Monday, Oct. 08, 1956

Dear TIME-Reader:

IN Beirut not long ago, John Scott of the publisher's office asked Lebanon's President Camille Chamoun what were the prerequisites for Arab-Israeli peace. The President frowned and said that Soviet Foreign Minister Dmitry Shepilov had somewhat absently asked the same question that very morning before he began to talk of trade in dried fruits. Sometimes he wondered, Chamoun added with a touch of bitterness, if the East or West really wanted stability in the Middle East. Later, at Amritsar in the Punjab, Scott faced an audience of bearded Sikhs and smooth-jowled Indian businessmen who bombarded him with questions about U.S. foreign policy, morals and politics. And soon afterwards, a Calcutta editor challenged him to defend discrimination in the U.S., demanding: "Would you be comfortable sitting down to dinner with a black Indian--not a brown Indian like myself, but a really black one?"

Most of his life John Scott has been a sort of intellectual Johnny Appleseed, gathering seeds of discussion and understanding in one place, planting them in another. In 1931 he left the University of Wisconsin to study Russian Communism firsthand. Since, he has been a newsman in Moscow, Tokyo and other world capitals, a war correspondent, our first postwar Berlin bureau chief and a writer in New York, before joining my staff as a lecturer.
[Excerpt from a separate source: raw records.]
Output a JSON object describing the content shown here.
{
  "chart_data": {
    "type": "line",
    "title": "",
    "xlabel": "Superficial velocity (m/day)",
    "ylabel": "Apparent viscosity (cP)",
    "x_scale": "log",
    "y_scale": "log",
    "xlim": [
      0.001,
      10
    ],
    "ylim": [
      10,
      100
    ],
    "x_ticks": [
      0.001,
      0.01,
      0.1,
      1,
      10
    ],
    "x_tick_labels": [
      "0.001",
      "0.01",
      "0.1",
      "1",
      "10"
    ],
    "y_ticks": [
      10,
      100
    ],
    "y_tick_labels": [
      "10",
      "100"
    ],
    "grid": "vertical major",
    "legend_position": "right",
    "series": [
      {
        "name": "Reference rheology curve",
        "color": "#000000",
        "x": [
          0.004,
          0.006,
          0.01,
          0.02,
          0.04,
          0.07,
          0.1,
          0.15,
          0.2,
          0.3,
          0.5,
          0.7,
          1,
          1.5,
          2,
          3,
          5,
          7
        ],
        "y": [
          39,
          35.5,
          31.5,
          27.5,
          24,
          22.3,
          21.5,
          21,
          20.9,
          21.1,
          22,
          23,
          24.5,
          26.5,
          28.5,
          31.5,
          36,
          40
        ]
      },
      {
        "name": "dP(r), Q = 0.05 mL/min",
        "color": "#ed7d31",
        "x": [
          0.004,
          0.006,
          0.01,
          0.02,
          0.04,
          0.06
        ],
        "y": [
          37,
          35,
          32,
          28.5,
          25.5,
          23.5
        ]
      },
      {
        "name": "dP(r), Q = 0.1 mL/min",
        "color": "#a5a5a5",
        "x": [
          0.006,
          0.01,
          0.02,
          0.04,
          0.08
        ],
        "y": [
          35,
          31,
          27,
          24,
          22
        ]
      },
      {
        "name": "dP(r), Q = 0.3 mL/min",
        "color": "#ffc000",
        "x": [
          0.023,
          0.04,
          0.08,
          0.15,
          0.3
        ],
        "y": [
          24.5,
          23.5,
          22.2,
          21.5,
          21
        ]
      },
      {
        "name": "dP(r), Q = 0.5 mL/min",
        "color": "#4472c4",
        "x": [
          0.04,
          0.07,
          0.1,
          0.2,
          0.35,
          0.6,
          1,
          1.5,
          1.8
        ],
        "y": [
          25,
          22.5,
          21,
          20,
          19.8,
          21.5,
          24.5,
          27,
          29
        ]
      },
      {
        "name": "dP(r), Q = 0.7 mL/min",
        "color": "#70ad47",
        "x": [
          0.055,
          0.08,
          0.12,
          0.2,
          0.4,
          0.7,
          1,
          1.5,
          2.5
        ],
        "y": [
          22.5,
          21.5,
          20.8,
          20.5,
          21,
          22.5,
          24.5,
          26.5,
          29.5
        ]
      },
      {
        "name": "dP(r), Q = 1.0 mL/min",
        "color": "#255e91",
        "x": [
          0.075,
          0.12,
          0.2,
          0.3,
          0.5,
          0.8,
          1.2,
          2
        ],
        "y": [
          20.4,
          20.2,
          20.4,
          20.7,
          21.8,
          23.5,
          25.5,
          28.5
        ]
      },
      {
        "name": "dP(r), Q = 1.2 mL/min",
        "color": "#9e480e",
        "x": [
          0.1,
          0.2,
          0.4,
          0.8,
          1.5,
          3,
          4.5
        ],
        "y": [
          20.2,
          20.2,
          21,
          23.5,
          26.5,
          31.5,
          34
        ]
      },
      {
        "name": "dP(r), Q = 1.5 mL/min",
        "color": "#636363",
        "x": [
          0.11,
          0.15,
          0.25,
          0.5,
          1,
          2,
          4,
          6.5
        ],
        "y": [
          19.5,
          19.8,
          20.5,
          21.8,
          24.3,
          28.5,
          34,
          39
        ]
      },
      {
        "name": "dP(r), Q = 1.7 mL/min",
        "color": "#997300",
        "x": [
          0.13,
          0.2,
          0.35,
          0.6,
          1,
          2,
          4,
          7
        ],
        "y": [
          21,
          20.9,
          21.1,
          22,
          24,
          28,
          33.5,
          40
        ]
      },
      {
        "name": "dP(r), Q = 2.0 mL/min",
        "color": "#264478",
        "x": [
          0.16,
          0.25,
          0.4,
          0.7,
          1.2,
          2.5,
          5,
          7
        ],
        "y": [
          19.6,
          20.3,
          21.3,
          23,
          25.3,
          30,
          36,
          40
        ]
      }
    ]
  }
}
The harvest of these years has been four books: the first, Behind the Urals, was published in 1942, and the fourth,

Political Warfare, came out in 1955.

Still an incessant traveler, Scott spends four months a year abroad, talking to political, military, educational and religious leaders and just plain men in the streets of such places as Tegucigalpa, Vienna, Algiers, Kandy and Vizagapatnam. Last year he toured Latin America ; now he is just returned from 100 days in the Middle East and India. His purpose is to see, hear and feel the sights, sounds and attitudes of lands currently in the news, the better to sound-track TIME'S unique journalism for discussion groups and organizational meetings in the U.S.

During much of fall, winter and spring, Scott is TIME'S delegate-at-large to conventions and regular meetings of many of the thousands of organizations and associations that have, over the years, stemmed from that early American precedent -- the New England town meeting. We have long had a particular interest in these groups, which millions of men and women have joined voluntarily for fraternal companionship, to effect some form of civic betterment or for simple self-improvement. Through John Scott, we have a sense of participation and membership, while we contribute what we are best qualified to give: information and food for thought, collected by a gourmet around the world.